The names of Albert Solà and Ingrid Sartiau made headlines long before Alejandra's as alleged illegitimate children of King Juan Carlos. But their parentage has never been proven or acknowledged.
The journalists Jose Maria Olmo and David Fernández will publish in May "King Corp. The never told empire of Juan Carlos I" (Books of the K.O.), an investigative work in which it is revealed that the father of King Felipe VI has a secret daughter. She is over fifty years old, lives in Spain, is married, and has a son. According to the authors, this is a fact known to the king and the entire royal family.
This woman, who according to some journalists is called Alejandra, as Pilar Eyre revealed some time ago, has never claimed any kind of right from her alleged father. It seems that she is the daughter of an aristocratic family and that Don Juan Carlos and his mother met on a hunt.
The girl grew up not knowing who her father was. They told her when she was already an adult, but she decided that she did not want to know anything about her supposed paternal family. On the contrary, Don Juan Carlos tried, according to the authors of the book, to approach her, although he never introduced her to her children. However, this woman is not the only alleged illegitimate daughter of the king emeritus.
Albert Solá, the alleged son of King Juan Carlos
In October, Albert Solá died suddenly of natural causes. He was 66 years old, lived in La Bisbal (Girona), and had gone to court in 2015 to prove that he was the son of Juan Carlos I. However, the Supreme Court did not accept his claim for processing, because it hid data and did not present a DNA test.
Solá published an autobiography entitled El Monarca de La Bisbal (Ediciones B). His claim became the engine of his existence because it would have shown that he was the rightful heir to the throne.
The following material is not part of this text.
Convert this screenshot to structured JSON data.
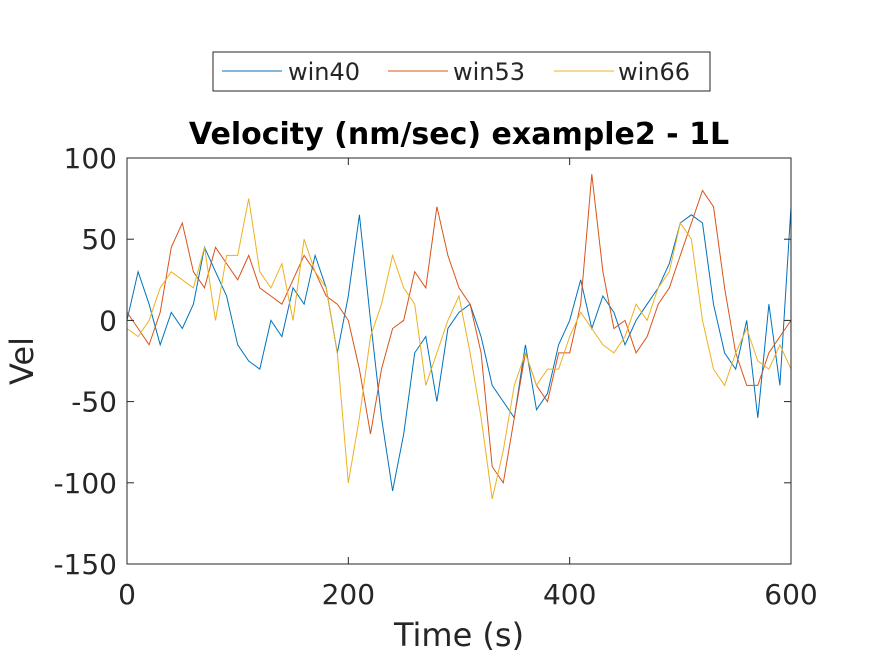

He wrote hundreds of letters to Juan Carlos I demanding a meeting, something that never took place. Solá was working as a waiter when he died. In La Bisbal, everyone knew his story. He even appealed the decision of the Supreme Court and requested protection from the Constitutional Court, which also did not accept his claim.
Albert Solá came out in a report in The New York Times, in 2021. He said that he had been adopted by a couple of peasants, Salvador Solà and Antonia Jiménez, but that he found out, through comments and people who approached him, that He was the son of King Juan Carlos. Apparently, he had been born in Barcelona in 1956, the result of the relationship that Juan Carlos I had with what would be his biological mother, Anna María Bach Ramon, a young woman belonging to the Catalan high bourgeoisie, who gave him up for adoption. The young woman was then 21 years old and the emeritus was 18.
Ingrid Sartiau, who wanted to be recognized as the king's daughter
The other best-known illegitimate son of Juan Carlos is a woman, the Belgian Ingrid Sartiau. Today she is 57 years old and she has been trying since 2013 to be recognized as the daughter of the king emeritus. She says that she found out the truth about her paternity because her mother told her. Although the courts never managed to admit her lawsuit, filed in 2015, Ingrid has repeated her story on numerous occasions before the television cameras.
The courts have always objected that her testimony is full of contradictions and that the DNA evidence that she has presented about her does not clarify anything. She joined with Albert Solá, her alleged stepbrother, to mutually support her claims.
According to Ingrid, her mother, Lilian Sartiau, met the then-Prince Juan Carlos while working as a housekeeper for an important Belgian family. They began to write to each other and have secret meetings. It was a crush, and Lilian didn't know who her lover was. She found out months later and freaked out. She feared that her daughter would be taken from her.
However, after a few years in which Lillian left her daughter in the care of some peasants, mother, and daughter would return to live together, leading a comfortable life beyond their means. Ingrid's sister, Huguette, assures that everything was due to the care of Juan Carlos I. Important people visited them to take an interest in the girl.
Ingrid discovered the truth in 2012 when the Juan Carlos incident in Botswana. One of the Belgian television news reported on the news. It was then that Lillian told the whole story to her daughter, that she has always tried to point out her resemblance to the Bourbons. But her life has been difficult, because of the depression that her situation has caused him.
The woman lives in Belgium and is the mother of a daughter named Aude. She usually congratulates the emeritus on her birthday through social networks. She shares all kinds of news related to him. Last May she was in Spain when the emeritus visited Galicia and was one of the people who waited for him at the gates of La Zarzuela to cheer him on.
"I would like to meet the royal family, although I know it would not be welcome," she said. Sartiau contacted a prestigious Belgian geneticist, Jean-Jacques Cassiman, and provided him with his and Solà's analyses to determine the relationship. But the results of the study are controversial. According to the doctor, they showed that they were not the children of Juan Carlos.
María Alexandra is another Barcelona woman who claims to have been born from an extramarital relationship that the emeritus had in the sixties. She works as a salesperson and also tried to prove her parentage. She claimed money because she has a disability and receives a pension of 460 euros.